When users are unable to authenticate through standard methods—such as SMS, email OTP, or TOTP—due to outages, technical issues, or loss of access to their registered device, customer support can assist by providing a temp code. The Temporary Access Code, issued manually by customer support, serves as an alternative authentication method.
This secure solution allows users to regain access to their accounts during recovery flows.
This guide covers the Admin Portal approach, where a help desk admin generates the code directly from the user profile page — no custom backend integration required. For a journey-based integration, see Account recovery with temp code (journey based).
Temporary Access Code authentication combines human verification of the user's identity with validation of the code by Mosaic. The process begins when the user contacts customer support, who verifies their identity using security questions or other manual methods. After verification, a support agent generates a Temporary Access Code directly from the user's profile page in the Admin Portal (Step 4) and securely delivers it to the user via an offline method, such as a phone call or secure message. The user then enters the code, along with their identifier, in the client app (Step 3). Mosaic validates the Temporary Access Code to complete the process.
If this is your first time integrating with Mosaic, create an application in the Admin Portal as described here and create user. This flow can only be used for existing users.
Configure temp code settings in the Admin Portal > B2C or B2B Identity based on your setup > Authentication methods > One-time passcodes. Temp code shares the same settings as OTPs:
- Expiration time: set how long the code remains valid (in minutes). Default: 5 minutes.
- Code length: set the length of the one-time code.
- Lockout: configure the simple lockout policy:
- Failed attempts allowed before lockout: set the number of failed attempts that trigger a temporary lockout. Default: 3.
- Lockout duration: define how long the user must wait before they can try again. Default: 15 minutes.
- Cross-client OTP flow: enable this setting to allow one client to initiate OTP generation while a different client submits it. This must be enabled for admins to generate codes from the Admin Portal.
To allow users to authenticate using a Temporary Access Code, provide a UI where they can enter their User ID and Temporary Access Code. Expected flow:
- The user enters their User ID and Temporary Access Code.

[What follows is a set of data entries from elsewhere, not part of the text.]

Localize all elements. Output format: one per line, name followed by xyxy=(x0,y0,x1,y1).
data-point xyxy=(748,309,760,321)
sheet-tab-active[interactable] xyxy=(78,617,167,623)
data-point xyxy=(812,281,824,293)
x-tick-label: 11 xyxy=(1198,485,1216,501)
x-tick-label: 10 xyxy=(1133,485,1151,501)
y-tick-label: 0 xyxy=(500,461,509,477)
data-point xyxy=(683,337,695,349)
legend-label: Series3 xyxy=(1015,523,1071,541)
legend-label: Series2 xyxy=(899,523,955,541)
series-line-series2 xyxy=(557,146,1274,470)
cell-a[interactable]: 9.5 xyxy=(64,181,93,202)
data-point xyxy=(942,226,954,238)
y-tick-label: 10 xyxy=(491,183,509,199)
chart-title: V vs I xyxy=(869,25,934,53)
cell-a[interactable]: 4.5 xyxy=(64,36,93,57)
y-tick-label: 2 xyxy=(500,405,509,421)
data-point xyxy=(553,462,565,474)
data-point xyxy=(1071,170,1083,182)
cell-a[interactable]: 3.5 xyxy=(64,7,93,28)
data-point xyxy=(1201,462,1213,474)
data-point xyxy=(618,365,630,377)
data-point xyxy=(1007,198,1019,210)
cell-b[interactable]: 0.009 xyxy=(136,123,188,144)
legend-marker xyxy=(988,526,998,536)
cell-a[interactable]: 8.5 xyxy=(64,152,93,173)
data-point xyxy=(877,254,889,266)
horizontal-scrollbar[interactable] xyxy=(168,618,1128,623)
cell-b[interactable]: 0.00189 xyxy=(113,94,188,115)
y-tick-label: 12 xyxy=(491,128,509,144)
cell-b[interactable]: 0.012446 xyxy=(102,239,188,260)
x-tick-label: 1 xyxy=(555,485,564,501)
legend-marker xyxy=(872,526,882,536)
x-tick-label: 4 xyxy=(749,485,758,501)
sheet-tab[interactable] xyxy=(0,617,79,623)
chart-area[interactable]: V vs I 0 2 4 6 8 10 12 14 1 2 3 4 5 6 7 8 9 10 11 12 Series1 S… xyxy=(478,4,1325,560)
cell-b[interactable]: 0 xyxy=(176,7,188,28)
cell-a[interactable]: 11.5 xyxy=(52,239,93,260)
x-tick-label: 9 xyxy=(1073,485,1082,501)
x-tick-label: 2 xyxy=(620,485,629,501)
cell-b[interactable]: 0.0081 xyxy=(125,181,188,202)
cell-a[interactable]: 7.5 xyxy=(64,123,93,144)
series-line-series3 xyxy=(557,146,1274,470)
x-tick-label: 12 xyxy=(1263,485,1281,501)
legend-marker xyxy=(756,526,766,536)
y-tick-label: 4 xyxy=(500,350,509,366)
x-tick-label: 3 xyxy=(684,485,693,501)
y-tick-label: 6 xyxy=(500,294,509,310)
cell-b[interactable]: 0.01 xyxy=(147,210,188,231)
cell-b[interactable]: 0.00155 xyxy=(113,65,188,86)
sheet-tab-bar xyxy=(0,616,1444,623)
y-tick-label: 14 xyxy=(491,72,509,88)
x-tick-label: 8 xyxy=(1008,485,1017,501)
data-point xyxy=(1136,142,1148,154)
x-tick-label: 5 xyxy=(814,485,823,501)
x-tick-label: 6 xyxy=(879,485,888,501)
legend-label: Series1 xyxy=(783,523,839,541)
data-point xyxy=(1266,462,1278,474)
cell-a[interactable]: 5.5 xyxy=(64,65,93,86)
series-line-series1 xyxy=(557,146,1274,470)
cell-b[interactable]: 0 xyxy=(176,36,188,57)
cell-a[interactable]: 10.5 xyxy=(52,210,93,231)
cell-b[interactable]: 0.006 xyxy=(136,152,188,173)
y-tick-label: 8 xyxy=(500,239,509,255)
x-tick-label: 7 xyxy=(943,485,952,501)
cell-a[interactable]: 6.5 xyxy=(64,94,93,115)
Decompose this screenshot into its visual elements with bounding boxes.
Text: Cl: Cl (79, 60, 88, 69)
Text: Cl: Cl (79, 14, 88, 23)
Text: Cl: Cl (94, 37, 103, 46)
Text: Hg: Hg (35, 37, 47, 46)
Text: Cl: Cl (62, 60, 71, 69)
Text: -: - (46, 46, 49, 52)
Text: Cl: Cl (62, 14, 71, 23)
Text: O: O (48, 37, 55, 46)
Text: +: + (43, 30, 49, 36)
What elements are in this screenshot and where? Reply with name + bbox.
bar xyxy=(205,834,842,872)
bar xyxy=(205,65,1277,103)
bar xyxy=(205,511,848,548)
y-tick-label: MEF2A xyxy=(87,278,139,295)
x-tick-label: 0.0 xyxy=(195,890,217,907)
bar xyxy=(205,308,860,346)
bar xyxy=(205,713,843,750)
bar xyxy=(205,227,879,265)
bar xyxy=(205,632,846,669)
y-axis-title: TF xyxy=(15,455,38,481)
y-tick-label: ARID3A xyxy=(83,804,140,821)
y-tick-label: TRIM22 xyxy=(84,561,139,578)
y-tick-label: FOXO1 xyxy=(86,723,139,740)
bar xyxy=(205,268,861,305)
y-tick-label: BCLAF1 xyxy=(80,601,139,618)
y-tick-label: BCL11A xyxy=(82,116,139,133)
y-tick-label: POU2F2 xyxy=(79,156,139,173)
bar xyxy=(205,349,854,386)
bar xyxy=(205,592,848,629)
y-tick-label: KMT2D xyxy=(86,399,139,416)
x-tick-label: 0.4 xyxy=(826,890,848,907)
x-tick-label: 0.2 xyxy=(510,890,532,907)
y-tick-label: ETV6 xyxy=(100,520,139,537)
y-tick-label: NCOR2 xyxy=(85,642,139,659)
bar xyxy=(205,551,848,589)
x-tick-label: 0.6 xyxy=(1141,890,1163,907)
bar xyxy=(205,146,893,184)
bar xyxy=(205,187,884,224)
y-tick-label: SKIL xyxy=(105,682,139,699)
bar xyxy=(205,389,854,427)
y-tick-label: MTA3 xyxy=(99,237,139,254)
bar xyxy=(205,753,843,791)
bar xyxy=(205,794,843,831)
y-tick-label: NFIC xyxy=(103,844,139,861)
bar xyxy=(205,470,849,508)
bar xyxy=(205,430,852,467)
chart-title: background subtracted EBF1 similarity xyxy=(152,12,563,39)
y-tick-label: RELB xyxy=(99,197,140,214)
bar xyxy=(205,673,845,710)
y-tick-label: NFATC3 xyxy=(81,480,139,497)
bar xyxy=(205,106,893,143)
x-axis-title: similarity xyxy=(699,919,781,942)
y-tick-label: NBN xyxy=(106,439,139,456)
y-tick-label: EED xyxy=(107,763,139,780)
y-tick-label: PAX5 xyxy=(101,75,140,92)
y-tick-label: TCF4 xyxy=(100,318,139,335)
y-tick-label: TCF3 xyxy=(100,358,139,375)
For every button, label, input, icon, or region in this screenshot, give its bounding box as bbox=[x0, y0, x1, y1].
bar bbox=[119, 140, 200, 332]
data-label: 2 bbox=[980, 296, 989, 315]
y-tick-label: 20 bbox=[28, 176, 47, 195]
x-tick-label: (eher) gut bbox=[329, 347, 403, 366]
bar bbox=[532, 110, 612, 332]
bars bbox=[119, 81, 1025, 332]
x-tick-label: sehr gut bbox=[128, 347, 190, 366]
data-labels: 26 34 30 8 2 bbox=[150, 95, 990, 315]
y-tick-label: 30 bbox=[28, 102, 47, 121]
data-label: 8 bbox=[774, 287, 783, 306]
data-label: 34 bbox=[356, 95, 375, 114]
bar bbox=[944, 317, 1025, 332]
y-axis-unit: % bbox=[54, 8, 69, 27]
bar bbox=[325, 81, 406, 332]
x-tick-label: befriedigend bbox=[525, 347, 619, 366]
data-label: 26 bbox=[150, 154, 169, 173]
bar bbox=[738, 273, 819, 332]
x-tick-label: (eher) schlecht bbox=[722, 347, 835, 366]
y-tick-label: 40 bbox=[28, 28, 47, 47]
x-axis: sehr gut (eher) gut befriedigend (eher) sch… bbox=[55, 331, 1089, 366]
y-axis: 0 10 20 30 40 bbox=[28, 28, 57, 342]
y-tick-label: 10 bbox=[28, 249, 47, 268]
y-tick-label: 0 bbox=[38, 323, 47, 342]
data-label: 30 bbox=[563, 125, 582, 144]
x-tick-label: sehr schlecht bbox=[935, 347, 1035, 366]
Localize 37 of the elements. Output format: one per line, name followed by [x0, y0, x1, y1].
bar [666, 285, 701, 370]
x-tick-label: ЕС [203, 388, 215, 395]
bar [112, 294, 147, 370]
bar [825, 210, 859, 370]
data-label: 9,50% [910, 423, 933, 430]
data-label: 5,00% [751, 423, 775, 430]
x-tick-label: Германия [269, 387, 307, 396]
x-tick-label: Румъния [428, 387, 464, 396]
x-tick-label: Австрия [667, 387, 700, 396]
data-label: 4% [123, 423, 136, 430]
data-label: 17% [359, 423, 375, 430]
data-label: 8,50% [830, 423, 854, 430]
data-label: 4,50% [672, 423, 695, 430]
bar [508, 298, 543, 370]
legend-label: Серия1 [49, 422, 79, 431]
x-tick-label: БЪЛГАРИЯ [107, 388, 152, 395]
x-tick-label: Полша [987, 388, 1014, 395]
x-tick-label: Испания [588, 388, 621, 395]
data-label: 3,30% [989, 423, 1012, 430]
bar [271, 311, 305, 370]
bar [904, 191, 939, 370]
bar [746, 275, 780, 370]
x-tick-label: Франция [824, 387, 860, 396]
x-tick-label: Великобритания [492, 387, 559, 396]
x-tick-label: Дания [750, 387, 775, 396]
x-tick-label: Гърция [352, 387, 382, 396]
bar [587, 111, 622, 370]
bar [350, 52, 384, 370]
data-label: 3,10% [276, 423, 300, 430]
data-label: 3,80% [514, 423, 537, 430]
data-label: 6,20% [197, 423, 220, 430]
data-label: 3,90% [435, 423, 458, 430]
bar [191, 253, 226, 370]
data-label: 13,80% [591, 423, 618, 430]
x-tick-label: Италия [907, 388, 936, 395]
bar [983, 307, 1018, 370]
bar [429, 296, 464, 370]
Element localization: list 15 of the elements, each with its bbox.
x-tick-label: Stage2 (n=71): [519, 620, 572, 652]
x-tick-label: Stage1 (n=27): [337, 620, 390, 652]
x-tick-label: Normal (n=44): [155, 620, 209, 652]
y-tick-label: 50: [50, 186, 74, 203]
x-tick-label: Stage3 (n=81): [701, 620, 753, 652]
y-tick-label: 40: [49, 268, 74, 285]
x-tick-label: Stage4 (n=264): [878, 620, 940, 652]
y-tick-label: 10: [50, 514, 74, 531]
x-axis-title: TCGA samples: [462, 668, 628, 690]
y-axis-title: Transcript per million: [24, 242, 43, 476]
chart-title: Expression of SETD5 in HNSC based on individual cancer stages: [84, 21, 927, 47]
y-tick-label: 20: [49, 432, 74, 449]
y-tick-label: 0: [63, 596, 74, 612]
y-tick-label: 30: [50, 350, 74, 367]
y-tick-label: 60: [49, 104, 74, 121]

- The client app submits both values to validate the code against Mosaic.
- On success, the user regains access. On failure, display an appropriate error message.
- The user must already exist in the app and be associated with it.
- The admin performing this action must have the Generate temporary access code (Write) permission under the Users tree. See Manage admin users.
Once the user's identity has been verified:
- From Admin Portal > B2C or B2B Identity based on your setup > Users page, click the relevant user, then select the Applications tab.
- On the relevant application row, click
> Generate temporary access code. - The generated code is displayed in a modal. Copy it and securely provide it to the user (e.g., via phone call or secure chat).
The code follows the expiration and lockout policy configured in Step 2.
When a temporary access code is generated via the Admin Portal, an admin_recovery_otp_code_generated event is recorded in the admin activity log. See Admin activity events.